Ao lado desta impossibilidade as autoridades instituídas disputam, cada uma a seu modo, o protagonismo da cena, enquanto lideranças político-partidárias instituídas se calam ou se omitem. Não há ações efetivas na direção de conclamar ou apresentar um plano alternativo, um projeto de sociedade que consiga aglutinar em seu entorno as mais diferentes linhas de pensamento e posicionamento político. Não colocam à disposição da Nação seu capital político construído ao longo das últimas décadas.
Por que não o fazem?
Porque neste momento só há um caminho – discutir o que não foi discutido na última década: a desigualdade social enquanto elemento desestruturador do Pacto, a financeirização da economia e sua incompatibilidade com a democracia.
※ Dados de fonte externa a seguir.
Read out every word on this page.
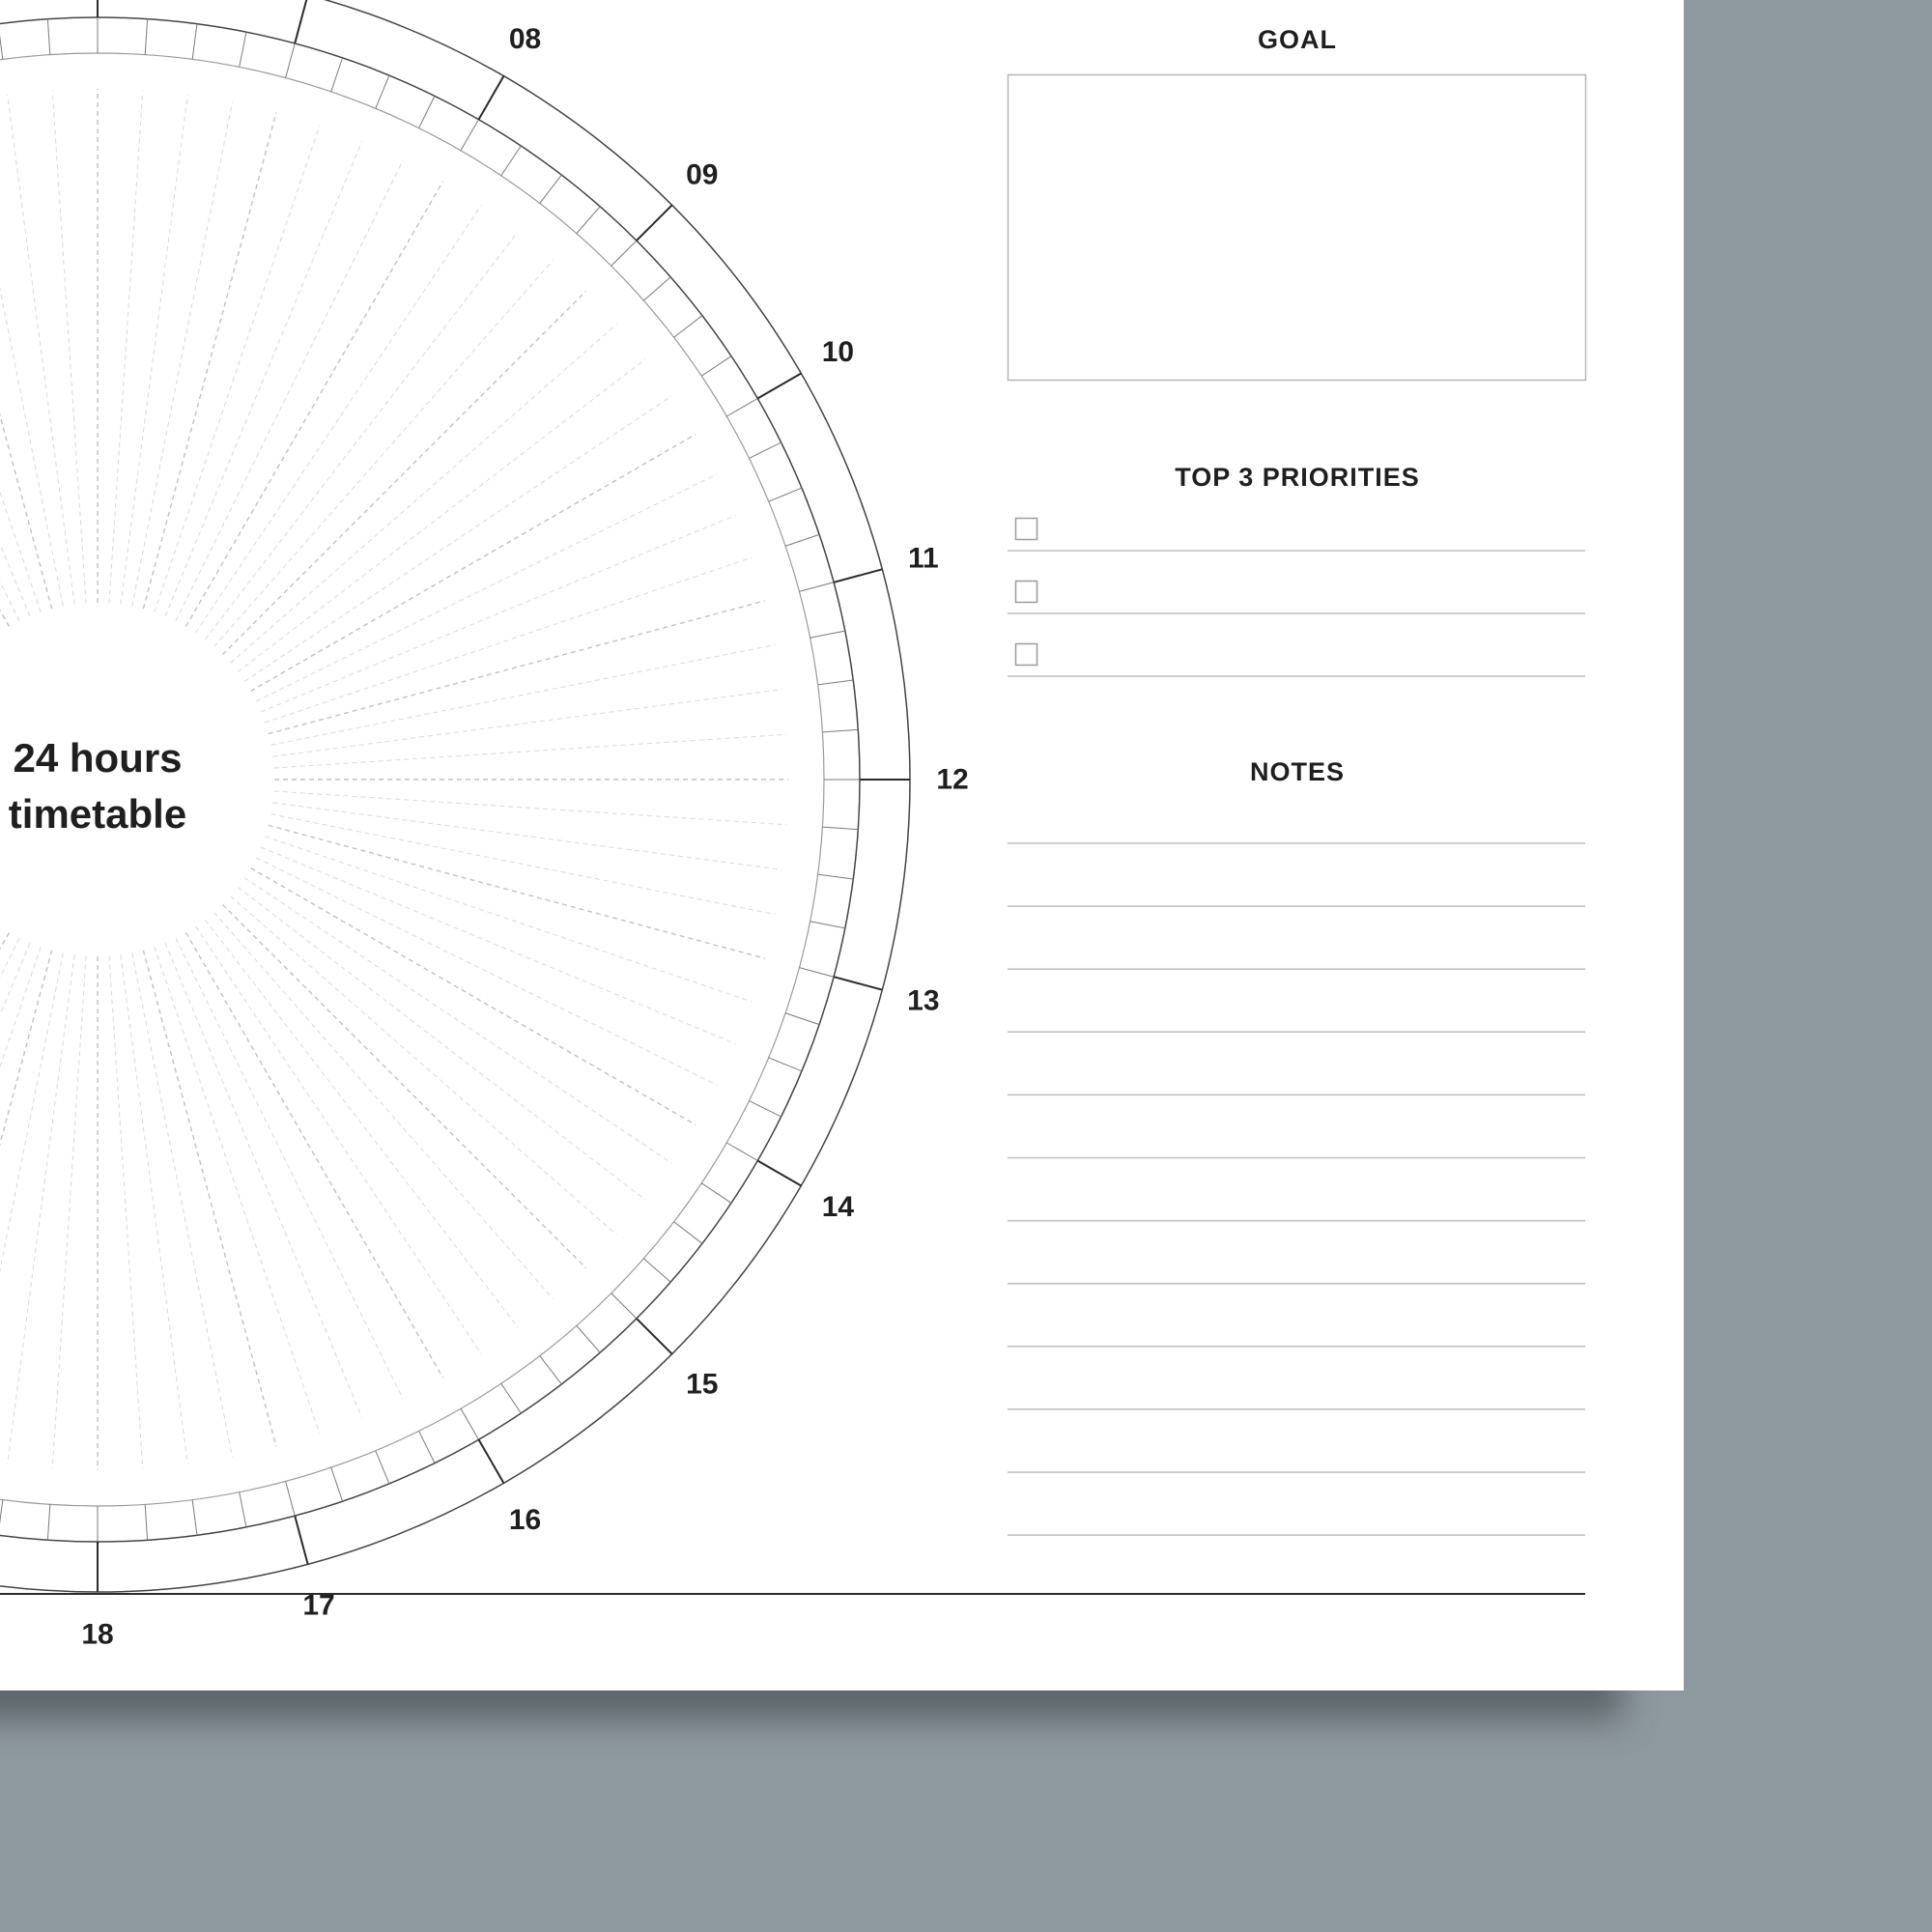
08
09
10
11
12
13
14
15
16
17
18
24 hours
timetable
GOAL
TOP 3 PRIORITIES
NOTES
Ao longo dos últimos anos, mesmo com todos os avanços inegáveis nos indicadores sociais, conquistados por meio do fortalecimento das instituições públicas e a criação de dezenas de políticas sociais de alcance nacional, o modelo de financiamento do Estado brasileiro não foi colocado em questão: impostos sobre grandes fortunas, análise da dívida pública, reforma política, democratização dos meios de comunicação, dentre outras demandas históricas não enfrentadas e que poderiam ter se tornado a porta de entrada para que a opinião pública encetasse debates complexos e longos.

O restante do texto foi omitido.